In the province of Farah one comes across small settlements of just a few houses in the desert mountains where people live on agriculture and sheep-farming, with no electricity or roads. If one asks how many people live there, the number provided does not include women, only the men. In some rural areas, especially in the province of Kunaar, families use women as compensation to remedy offence and avoid violence and feuds; this is known as baad, a tacit agreement that is never officially recorded. Often those who refuse to submit to certain customs pay with their lives. It is what happened to Mah Gul, a 20-year-old girl killed ten days ago by her in-laws, with her husband’s complicity, because she refused to be “lent” to another man.

And yet even in places more in contact with contemporariness there are cultural barriers that are hard to overcome. At Herat University, where nowadays there are students of both genders, the girls all wear the khimar, a black or coloured cloak that covers the head and the rest of the body, and in the classrooms they are rigorously separated from the boys. Larisha, a 22-year-old student who was born in Mazar’e Sharif but lives in Herat, says that marriages are arranged by families even among the wealthier classes, even if their daughters are attending universities or have jobs. It is the man’s family who visits the woman’s parents and makes arrangements for the future of the young couple who do not meet before the wedding.

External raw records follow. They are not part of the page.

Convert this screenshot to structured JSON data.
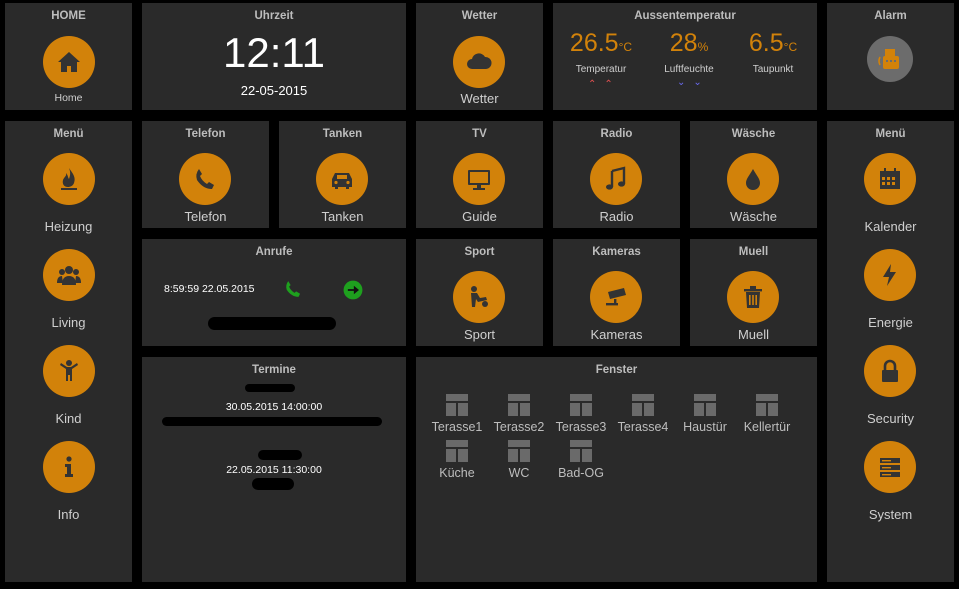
{
  "home": {
    "title": "HOME",
    "label": "Home"
  },
  "clock": {
    "title": "Uhrzeit",
    "time": "12:11",
    "date": "22-05-2015"
  },
  "weather": {
    "title": "Wetter",
    "label": "Wetter"
  },
  "outside": {
    "title": "Aussentemperatur",
    "temp_value": "26.5",
    "temp_unit": "°C",
    "temp_label": "Temperatur",
    "hum_value": "28",
    "hum_unit": "%",
    "hum_label": "Luftfeuchte",
    "dew_value": "6.5",
    "dew_unit": "°C",
    "dew_label": "Taupunkt",
    "trend_up": "⌃⌃",
    "trend_down": "⌄⌄"
  },
  "alarm": {
    "title": "Alarm"
  },
  "left_menu": {
    "title": "Menü",
    "items": [
      {
        "label": "Heizung",
        "icon": "flame-icon"
      },
      {
        "label": "Living",
        "icon": "people-icon"
      },
      {
        "label": "Kind",
        "icon": "child-icon"
      },
      {
        "label": "Info",
        "icon": "info-icon"
      }
    ]
  },
  "phone": {
    "title": "Telefon",
    "label": "Telefon"
  },
  "fuel": {
    "title": "Tanken",
    "label": "Tanken"
  },
  "tv": {
    "title": "TV",
    "label": "Guide"
  },
  "radio": {
    "title": "Radio",
    "label": "Radio"
  },
  "laundry": {
    "title": "Wäsche",
    "label": "Wäsche"
  },
  "right_menu": {
    "title": "Menü",
    "items": [
      {
        "label": "Kalender",
        "icon": "calendar-icon"
      },
      {
        "label": "Energie",
        "icon": "lightning-icon"
      },
      {
        "label": "Security",
        "icon": "lock-icon"
      },
      {
        "label": "System",
        "icon": "server-icon"
      }
    ]
  },
  "calls": {
    "title": "Anrufe",
    "entry_time": "8:59:59 22.05.2015"
  },
  "sport": {
    "title": "Sport",
    "label": "Sport"
  },
  "cameras": {
    "title": "Kameras",
    "label": "Kameras"
  },
  "trash": {
    "title": "Muell",
    "label": "Muell"
  },
  "appointments": {
    "title": "Termine",
    "entries": [
      {
        "datetime": "30.05.2015   14:00:00"
      },
      {
        "datetime": "22.05.2015   11:30:00"
      }
    ]
  },
  "windows": {
    "title": "Fenster",
    "items": [
      "Terasse1",
      "Terasse2",
      "Terasse3",
      "Terasse4",
      "Haustür",
      "Kellertür",
      "Küche",
      "WC",
      "Bad-OG"
    ]
  },
  "colors": {
    "accent": "#d2820a",
    "tile": "#2a2a2a",
    "background": "#000000"
  }
}
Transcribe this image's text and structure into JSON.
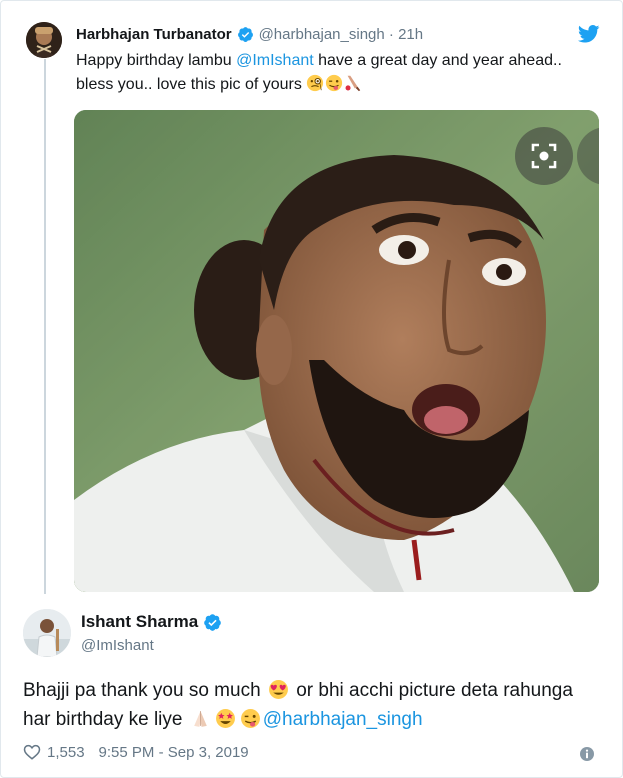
{
  "quoted_tweet": {
    "name": "Harbhajan Turbanator",
    "handle": "@harbhajan_singh",
    "separator": "·",
    "time": "21h",
    "text_part1": "Happy birthday lambu ",
    "mention": "@ImIshant",
    "text_part2": " have a great day and year ahead.. bless you.. love this pic of yours ",
    "emojis": [
      "monocle-face-emoji",
      "winking-tongue-emoji",
      "cricket-bat-emoji"
    ]
  },
  "tweet": {
    "name": "Ishant Sharma",
    "handle": "@ImIshant",
    "text_part1": "Bhajji pa thank you so much ",
    "text_part2": " or bhi acchi picture deta rahunga har birthday ke liye ",
    "mention": "@harbhajan_singh",
    "likes": "1,553",
    "timestamp": "9:55 PM - Sep 3, 2019"
  },
  "colors": {
    "link": "#1b95e0",
    "verified": "#1da1f2",
    "secondary_text": "#657786",
    "thread_line": "#ccd6dd"
  },
  "icons": [
    "twitter-bird-icon",
    "verified-badge-icon",
    "scan-image-icon",
    "heart-icon",
    "info-icon"
  ]
}
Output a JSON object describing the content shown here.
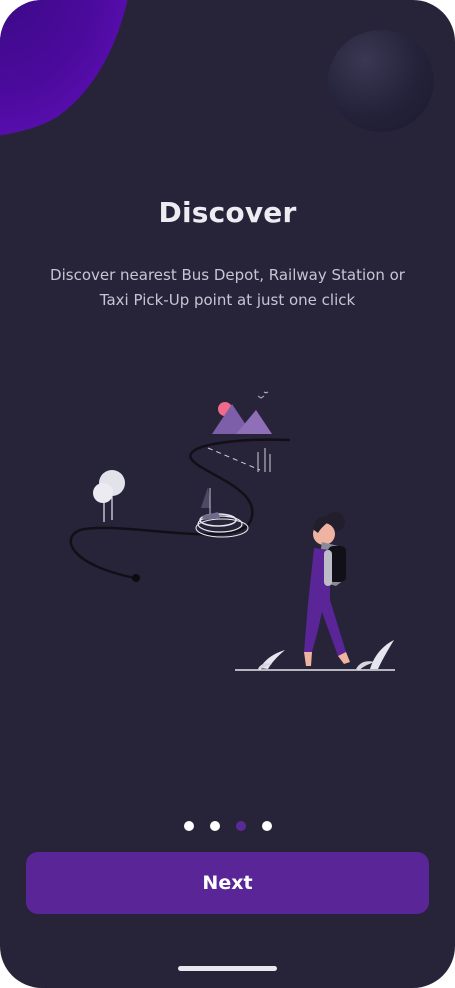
{
  "onboarding": {
    "title": "Discover",
    "subtitle": "Discover nearest Bus Depot, Railway Station or Taxi Pick-Up point at just one click",
    "page_indicator": {
      "total": 4,
      "current": 3
    },
    "next_label": "Next"
  },
  "colors": {
    "background": "#27243a",
    "accent": "#5a2597",
    "active_dot": "#5b2b95",
    "text": "#ececf2"
  },
  "icons": {
    "illustration": "travel-path-illustration",
    "moon": "moon-decoration",
    "blob": "purple-blob-decoration"
  }
}
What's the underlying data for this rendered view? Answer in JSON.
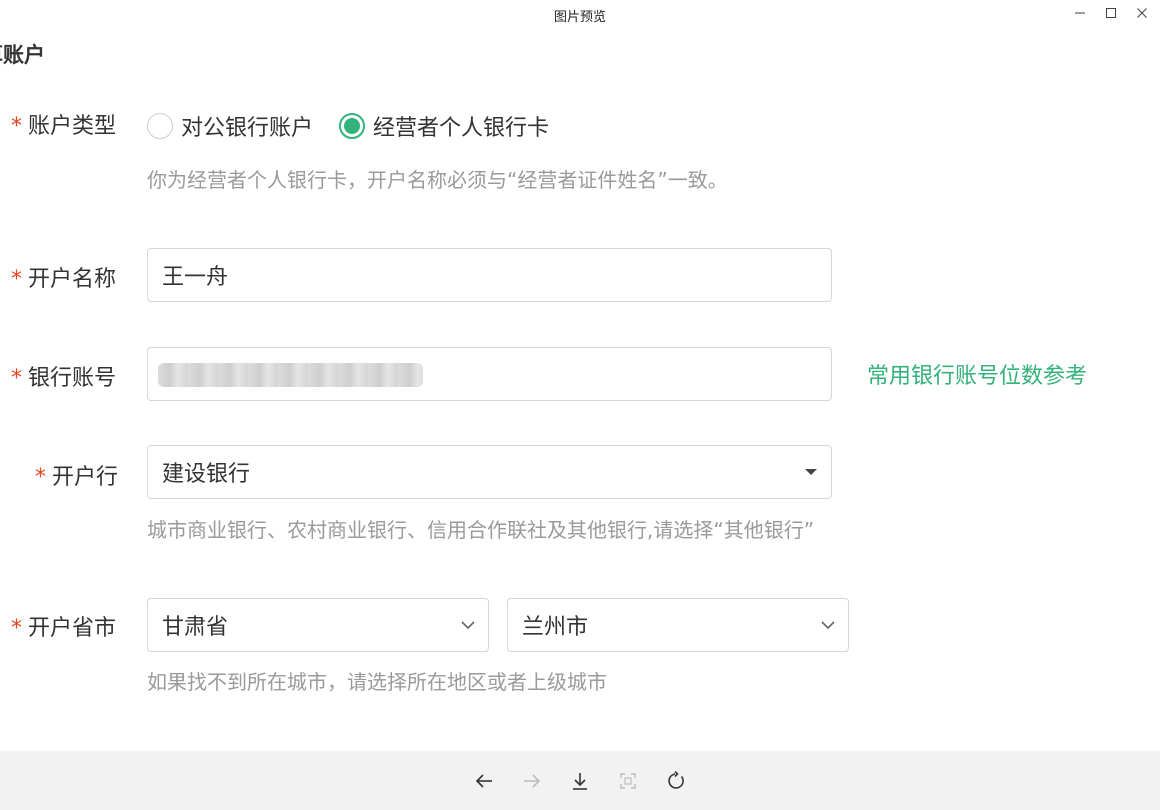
{
  "window": {
    "title": "图片预览"
  },
  "form": {
    "section_title": "算账户",
    "required_mark": "*",
    "account_type": {
      "label": "账户类型",
      "options": [
        "对公银行账户",
        "经营者个人银行卡"
      ],
      "selected": "经营者个人银行卡",
      "hint": "你为经营者个人银行卡，开户名称必须与“经营者证件姓名”一致。"
    },
    "account_name": {
      "label": "开户名称",
      "value": "王一舟"
    },
    "account_number": {
      "label": "银行账号",
      "help_link": "常用银行账号位数参考"
    },
    "bank": {
      "label": "开户行",
      "value": "建设银行",
      "hint": "城市商业银行、农村商业银行、信用合作联社及其他银行,请选择“其他银行”"
    },
    "region": {
      "label": "开户省市",
      "province": "甘肃省",
      "city": "兰州市",
      "hint": "如果找不到所在城市，请选择所在地区或者上级城市"
    }
  },
  "colors": {
    "accent": "#33b27a",
    "required": "#e8451e",
    "hint": "#9a9a9a"
  },
  "toolbar_icons": [
    "arrow-left-icon",
    "arrow-right-icon",
    "download-icon",
    "fit-screen-icon",
    "rotate-icon"
  ]
}
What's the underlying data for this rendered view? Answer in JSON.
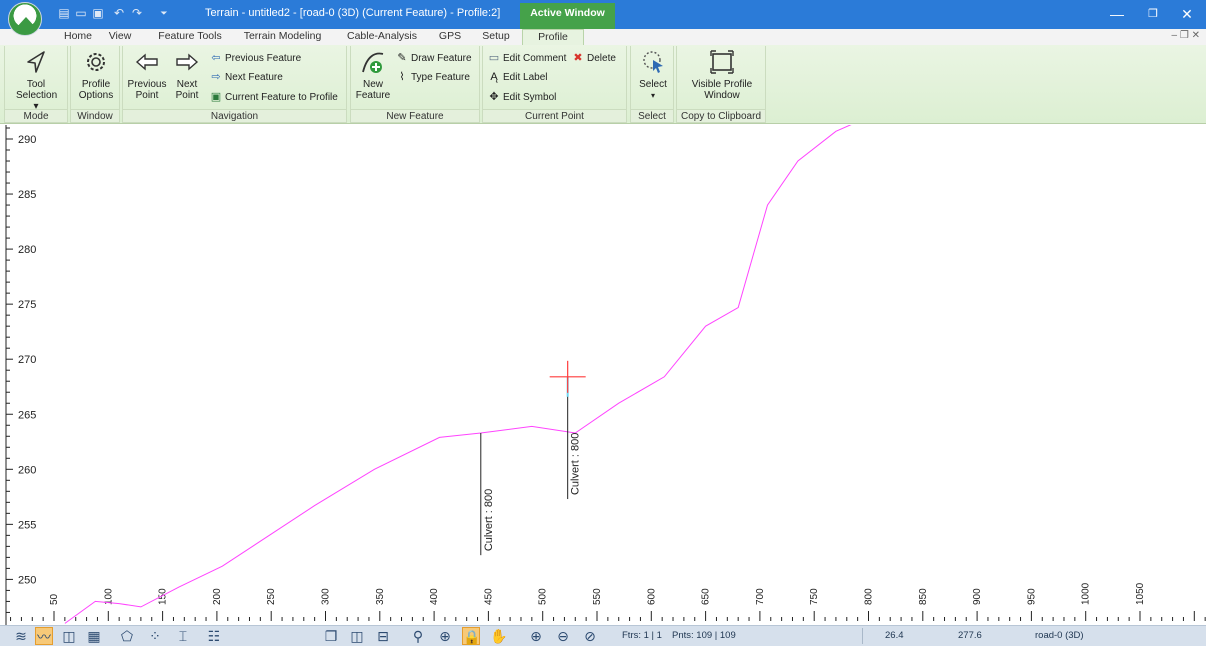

The stories and secrets of women who have not yet embarked upon the path to emancipation are now starting to have voices that speak out for them. One of these is Radio Sharzat, from the name of the Sherazade in A Thousand and One Nights. It is a radio station set up by 15 female journalists and inaugurated early in October thanks to funding provided by a local entrepreneur. On the air between 8 a.m. and 10 p.m. the young journalists receive the messages of women who call in to speak of their experiences, and, in the meantime, they are preparing to broadcast political debates, “Now and again I have been tempted to abandon all this,” said the radio’s director Somia Ramish , “but then I always decided to keep going because we are creating something important that until recently was considered unthinkable.” As Samia confirms, a career as a journalist is one of those most aspired to by young Afghan women, until now obliged to remain silent but now ready to make their voices heard.